Le sens me parait assez clair, comme il s'agit seulement de la deuxième page du texte, vous pouvez relire depuis le début. J'ai déjà donné mon interprétation (qui n'est certes que la mienne) dans deux messages.

Re : il n'y a pas de quoi fouetter un chat/ avoir d'autres chats à fouetter

P'tit prof a écrit:

Avec tous mes compliments...

Z'êtes sérieux ? Ce genre de choses m'amuse mais même si Internet est une révolution qui permet à des types comme moi de farfouiller partout, j'imagine qu'il faut de la méthode, des outils plus traditionnels, des catalogues, des index, des connaissances et des compétences de toutes sortes que je n'ai pas (paléographie,grec, latin, etc.). Les manuscrits sont difficilement exploitables sur la toile. Bref, je ne suis pas un Alain Rey, même en herbe. La critique (trouver ou hypothéser l'erreur) est facile mais...

Mais bon, je continuerai les recherches pour le plaisir. Ne me faites plus de compliments s'il vous plait, je m'y attendais tellement peu que je suis tout confus. Je préfère que l'on discute et se tape dessus : j'aime bien me disputer avec vous (greg vous dit naguère quelque chose d'analogue), cela ne m'empêche pas de vous apprécier pour les interventions fort pertinentes que vous faites quand l'envie vous en prend. Merci quoi qu'il en soit.

Re : il n'y a pas de quoi fouetter un chat/ avoir d'autres chats à fouetter

éponymie a écrit:

C'est le maitre Guillaume rencontré au message 57.

Absolument, désolé.

81 Dernière modification par éponymie (25-11-2014 08:22:29)

Re : il n'y a pas de quoi fouetter un chat/ avoir d'autres chats à fouetter

Je n'ai rien trouvé pour « Avoir d'autres chats à fouetter » entre 1750 et 1800 mais la recherche m'a permis de faire une ultérieure constatation : fouetter un chat, c'est une métaphore pour la moindre des peines judiciaires que l'on puisse infliger. Première occurrence en 1619 et chaque fois que je suis retombé sur « pas de quoi fouetter un chat », dans les deux tiers des cas, il s'agit d'un contexte judiciaire.

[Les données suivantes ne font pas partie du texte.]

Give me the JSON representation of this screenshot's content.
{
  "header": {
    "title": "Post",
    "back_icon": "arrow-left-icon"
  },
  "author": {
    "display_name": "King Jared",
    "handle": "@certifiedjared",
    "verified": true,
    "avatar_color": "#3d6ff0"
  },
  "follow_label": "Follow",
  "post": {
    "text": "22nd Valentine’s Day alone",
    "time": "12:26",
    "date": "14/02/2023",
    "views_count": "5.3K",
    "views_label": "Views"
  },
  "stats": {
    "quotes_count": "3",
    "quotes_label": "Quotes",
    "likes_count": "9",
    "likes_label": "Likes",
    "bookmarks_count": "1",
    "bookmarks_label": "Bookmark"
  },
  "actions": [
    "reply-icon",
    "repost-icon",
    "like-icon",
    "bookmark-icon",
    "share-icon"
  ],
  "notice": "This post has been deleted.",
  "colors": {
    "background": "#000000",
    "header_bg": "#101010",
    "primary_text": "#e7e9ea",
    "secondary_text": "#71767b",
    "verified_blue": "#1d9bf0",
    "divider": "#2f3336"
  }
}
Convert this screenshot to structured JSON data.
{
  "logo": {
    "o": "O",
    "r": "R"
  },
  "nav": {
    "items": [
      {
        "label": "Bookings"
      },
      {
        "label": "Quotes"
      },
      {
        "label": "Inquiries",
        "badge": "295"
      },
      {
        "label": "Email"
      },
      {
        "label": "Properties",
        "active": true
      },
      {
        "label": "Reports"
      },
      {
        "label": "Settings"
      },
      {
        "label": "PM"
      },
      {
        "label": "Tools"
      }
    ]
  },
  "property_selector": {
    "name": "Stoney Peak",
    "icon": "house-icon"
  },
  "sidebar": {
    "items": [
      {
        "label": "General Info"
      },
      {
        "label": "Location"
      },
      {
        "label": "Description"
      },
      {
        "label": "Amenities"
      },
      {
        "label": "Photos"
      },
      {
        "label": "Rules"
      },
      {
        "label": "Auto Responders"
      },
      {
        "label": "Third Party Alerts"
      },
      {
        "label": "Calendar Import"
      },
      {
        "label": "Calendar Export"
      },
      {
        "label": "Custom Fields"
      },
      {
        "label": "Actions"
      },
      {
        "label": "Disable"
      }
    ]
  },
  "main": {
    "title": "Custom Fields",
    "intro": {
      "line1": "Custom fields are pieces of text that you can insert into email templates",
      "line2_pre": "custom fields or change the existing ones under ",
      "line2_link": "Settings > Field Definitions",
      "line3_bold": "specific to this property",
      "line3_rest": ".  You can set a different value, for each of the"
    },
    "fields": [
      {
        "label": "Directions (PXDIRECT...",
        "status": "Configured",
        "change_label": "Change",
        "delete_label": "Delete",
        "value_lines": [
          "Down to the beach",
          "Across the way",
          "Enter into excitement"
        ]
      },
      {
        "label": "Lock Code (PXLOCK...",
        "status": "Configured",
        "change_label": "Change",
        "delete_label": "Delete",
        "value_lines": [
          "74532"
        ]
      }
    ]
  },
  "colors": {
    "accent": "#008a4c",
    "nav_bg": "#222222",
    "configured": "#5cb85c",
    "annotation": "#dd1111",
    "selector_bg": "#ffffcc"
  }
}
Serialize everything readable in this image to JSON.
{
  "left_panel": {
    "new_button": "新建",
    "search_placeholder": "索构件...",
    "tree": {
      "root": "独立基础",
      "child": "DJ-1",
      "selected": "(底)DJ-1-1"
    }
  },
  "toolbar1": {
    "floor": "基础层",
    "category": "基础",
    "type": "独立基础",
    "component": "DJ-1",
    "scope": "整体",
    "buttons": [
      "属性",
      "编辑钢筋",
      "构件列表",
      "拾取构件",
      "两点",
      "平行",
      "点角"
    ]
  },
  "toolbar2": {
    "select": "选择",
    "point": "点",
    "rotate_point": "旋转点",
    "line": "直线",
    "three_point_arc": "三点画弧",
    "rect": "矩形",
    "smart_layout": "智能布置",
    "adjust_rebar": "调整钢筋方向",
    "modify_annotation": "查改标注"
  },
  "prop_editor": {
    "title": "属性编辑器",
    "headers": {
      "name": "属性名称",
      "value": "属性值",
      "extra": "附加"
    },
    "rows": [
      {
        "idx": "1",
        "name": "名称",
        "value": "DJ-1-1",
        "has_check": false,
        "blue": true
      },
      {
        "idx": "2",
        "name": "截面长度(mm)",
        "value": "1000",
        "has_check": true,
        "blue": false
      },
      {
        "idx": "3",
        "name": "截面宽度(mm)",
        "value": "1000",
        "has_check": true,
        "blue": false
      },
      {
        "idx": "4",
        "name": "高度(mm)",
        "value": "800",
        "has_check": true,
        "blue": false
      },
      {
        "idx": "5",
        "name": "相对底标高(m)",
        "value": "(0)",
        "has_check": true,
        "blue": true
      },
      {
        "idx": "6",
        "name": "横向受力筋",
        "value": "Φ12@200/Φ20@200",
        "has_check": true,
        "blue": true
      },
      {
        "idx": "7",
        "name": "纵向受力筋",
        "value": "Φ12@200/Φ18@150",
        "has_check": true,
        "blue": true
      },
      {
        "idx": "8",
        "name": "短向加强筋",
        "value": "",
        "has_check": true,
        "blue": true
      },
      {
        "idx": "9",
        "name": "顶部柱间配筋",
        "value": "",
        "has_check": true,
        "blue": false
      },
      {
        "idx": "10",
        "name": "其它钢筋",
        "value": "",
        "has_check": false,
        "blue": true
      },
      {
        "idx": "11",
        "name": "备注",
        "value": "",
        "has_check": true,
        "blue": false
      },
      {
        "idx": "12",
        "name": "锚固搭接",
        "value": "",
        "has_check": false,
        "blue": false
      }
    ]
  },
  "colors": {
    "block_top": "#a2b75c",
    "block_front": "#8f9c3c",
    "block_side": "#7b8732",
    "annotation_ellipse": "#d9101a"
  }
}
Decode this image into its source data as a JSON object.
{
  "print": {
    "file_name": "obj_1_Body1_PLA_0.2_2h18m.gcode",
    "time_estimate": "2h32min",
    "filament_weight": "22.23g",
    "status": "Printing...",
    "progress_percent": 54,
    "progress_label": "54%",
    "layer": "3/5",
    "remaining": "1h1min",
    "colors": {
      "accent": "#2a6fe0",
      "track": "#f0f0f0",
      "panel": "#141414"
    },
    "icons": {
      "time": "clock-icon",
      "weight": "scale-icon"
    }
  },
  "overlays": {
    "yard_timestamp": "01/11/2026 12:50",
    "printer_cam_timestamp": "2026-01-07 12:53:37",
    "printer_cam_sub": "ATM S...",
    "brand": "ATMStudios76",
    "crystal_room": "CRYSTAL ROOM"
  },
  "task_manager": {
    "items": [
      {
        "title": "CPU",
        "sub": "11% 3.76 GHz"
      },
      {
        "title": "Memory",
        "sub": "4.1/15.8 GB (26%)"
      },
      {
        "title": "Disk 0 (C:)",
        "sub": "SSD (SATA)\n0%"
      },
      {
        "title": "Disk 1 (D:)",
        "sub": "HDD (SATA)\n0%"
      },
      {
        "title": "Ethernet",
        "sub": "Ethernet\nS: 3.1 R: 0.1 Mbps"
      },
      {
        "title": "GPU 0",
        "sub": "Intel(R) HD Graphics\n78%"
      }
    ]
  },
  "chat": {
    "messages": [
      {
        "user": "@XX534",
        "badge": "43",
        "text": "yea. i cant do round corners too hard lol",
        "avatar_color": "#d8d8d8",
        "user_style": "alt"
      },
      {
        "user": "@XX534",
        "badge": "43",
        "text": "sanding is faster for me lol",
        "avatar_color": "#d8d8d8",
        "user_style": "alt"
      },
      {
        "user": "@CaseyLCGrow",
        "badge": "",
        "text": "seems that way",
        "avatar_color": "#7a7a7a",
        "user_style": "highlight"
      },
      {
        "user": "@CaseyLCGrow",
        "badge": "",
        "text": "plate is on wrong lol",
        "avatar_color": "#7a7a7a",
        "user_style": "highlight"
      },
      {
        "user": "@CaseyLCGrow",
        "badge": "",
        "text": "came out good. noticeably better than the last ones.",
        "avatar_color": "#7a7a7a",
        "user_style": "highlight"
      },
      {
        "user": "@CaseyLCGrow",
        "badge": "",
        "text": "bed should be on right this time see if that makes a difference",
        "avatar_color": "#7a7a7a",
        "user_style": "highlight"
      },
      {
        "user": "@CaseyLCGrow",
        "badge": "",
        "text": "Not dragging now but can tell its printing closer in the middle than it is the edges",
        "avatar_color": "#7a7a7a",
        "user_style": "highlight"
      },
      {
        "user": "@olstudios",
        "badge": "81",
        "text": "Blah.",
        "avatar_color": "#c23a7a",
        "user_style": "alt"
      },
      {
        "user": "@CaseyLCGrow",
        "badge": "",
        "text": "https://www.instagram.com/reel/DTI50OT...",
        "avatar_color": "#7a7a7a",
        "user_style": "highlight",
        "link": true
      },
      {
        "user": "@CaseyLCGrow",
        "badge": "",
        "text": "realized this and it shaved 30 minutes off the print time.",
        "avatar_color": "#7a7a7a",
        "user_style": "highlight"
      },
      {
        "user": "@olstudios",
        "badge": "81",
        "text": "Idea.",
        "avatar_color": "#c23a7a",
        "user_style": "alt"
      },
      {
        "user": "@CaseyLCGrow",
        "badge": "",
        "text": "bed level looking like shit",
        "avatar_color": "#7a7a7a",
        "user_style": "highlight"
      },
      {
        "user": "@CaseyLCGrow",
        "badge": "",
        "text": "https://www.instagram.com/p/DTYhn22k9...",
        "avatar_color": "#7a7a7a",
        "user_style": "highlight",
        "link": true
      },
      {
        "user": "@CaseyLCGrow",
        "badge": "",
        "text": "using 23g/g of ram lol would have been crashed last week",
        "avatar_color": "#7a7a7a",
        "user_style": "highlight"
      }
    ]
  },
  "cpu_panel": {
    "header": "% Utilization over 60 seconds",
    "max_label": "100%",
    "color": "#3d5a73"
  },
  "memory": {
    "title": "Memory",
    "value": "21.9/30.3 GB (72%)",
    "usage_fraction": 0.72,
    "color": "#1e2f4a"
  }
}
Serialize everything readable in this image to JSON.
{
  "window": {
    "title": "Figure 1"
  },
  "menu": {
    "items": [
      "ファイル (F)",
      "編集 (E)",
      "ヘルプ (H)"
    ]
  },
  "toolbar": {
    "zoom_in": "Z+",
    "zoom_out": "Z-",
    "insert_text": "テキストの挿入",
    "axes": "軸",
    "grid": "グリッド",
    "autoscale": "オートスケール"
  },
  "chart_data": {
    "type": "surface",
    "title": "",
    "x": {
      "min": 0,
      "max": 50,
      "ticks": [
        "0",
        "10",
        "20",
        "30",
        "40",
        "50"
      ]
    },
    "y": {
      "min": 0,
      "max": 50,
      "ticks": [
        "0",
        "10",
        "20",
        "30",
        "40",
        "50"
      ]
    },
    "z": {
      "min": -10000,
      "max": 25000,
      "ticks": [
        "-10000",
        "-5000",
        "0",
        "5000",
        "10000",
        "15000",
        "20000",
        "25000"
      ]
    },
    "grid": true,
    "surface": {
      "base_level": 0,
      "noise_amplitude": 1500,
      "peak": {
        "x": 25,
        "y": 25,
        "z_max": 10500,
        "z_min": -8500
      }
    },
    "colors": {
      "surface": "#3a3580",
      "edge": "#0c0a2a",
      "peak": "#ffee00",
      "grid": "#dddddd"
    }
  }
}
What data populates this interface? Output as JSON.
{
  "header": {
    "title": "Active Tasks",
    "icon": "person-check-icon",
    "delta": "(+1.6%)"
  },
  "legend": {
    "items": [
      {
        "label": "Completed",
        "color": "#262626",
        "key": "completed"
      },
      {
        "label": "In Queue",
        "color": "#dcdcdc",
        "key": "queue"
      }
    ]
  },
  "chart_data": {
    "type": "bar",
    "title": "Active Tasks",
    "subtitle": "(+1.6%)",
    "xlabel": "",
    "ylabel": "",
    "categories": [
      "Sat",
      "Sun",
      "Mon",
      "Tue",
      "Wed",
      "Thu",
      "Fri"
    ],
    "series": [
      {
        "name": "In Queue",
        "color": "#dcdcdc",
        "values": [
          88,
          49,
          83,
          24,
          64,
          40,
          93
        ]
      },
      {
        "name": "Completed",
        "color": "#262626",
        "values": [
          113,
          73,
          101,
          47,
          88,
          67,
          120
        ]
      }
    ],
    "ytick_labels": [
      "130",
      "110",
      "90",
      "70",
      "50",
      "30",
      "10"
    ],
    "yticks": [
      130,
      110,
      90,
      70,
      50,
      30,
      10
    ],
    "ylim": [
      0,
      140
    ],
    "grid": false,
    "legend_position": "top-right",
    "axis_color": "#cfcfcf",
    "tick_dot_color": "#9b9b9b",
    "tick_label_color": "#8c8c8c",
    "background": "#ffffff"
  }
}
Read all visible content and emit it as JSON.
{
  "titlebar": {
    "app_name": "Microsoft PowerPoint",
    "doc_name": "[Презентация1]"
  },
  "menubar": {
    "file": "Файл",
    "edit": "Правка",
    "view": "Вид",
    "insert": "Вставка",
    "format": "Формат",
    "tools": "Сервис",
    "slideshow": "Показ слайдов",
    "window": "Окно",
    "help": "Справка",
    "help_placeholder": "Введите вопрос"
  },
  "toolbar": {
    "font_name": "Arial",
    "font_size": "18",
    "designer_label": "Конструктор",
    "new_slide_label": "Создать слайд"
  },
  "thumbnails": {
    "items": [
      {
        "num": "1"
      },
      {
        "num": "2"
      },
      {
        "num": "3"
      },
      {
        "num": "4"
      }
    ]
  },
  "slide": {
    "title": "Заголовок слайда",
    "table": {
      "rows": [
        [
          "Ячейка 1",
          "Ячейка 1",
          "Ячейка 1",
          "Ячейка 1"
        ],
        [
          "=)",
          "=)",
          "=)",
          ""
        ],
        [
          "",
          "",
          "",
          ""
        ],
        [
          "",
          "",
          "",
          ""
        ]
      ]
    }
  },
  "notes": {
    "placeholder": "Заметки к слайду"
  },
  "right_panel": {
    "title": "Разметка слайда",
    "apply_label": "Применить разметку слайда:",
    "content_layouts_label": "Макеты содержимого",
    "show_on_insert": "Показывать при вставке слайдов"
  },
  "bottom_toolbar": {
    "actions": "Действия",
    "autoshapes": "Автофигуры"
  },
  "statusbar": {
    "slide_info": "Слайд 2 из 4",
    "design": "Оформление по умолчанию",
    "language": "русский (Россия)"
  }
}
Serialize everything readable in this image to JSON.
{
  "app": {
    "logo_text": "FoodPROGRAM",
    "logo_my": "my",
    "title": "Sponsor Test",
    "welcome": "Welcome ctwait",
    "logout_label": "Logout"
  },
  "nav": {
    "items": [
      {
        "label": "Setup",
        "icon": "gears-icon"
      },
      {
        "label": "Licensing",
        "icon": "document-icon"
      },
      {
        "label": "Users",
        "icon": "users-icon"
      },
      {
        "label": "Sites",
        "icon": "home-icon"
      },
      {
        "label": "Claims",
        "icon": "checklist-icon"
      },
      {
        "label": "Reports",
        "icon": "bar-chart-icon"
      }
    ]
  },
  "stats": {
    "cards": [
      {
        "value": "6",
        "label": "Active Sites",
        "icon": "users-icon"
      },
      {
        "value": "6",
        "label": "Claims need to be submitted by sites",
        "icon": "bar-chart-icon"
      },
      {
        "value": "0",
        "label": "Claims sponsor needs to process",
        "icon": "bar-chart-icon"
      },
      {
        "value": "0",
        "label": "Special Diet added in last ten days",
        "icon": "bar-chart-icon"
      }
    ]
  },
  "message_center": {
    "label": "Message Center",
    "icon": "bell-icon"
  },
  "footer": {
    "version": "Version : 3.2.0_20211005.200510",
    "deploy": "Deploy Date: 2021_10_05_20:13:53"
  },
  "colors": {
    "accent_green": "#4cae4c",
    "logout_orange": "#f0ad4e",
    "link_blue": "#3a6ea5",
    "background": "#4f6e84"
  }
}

C'était déjà le cas pour ce pauvre maréchal de Marillac (emploi de page au lieu de chat)

Le franc Archer de la vraie église, 1619

C'est bien la vérité que leur juridiction est sans pouvoir et qu'ils ne sauraient fouetter un chat en l'église

Pour dire qu'ils ne pouvaient rien faire.

Histoire véritable de la vie errante et de la mort subite d'un chanoine qui vit encore, 1784

[ … ] j'ai vu clair comme la lune que partout mes juges étaient prévenus par des délations clandestines [ … ] je ne pouvais obtenir seulement d'être entendu pour démontrer qu'il n'y avait pas eu de quoi fouetter un chat

Essai sur la vie et les geste d'Ariste, 1789

« Dans ces dépositions » ai-je entendu dire à un magistrat du parlement « il n'y avait pas de quoi fouetter un chat »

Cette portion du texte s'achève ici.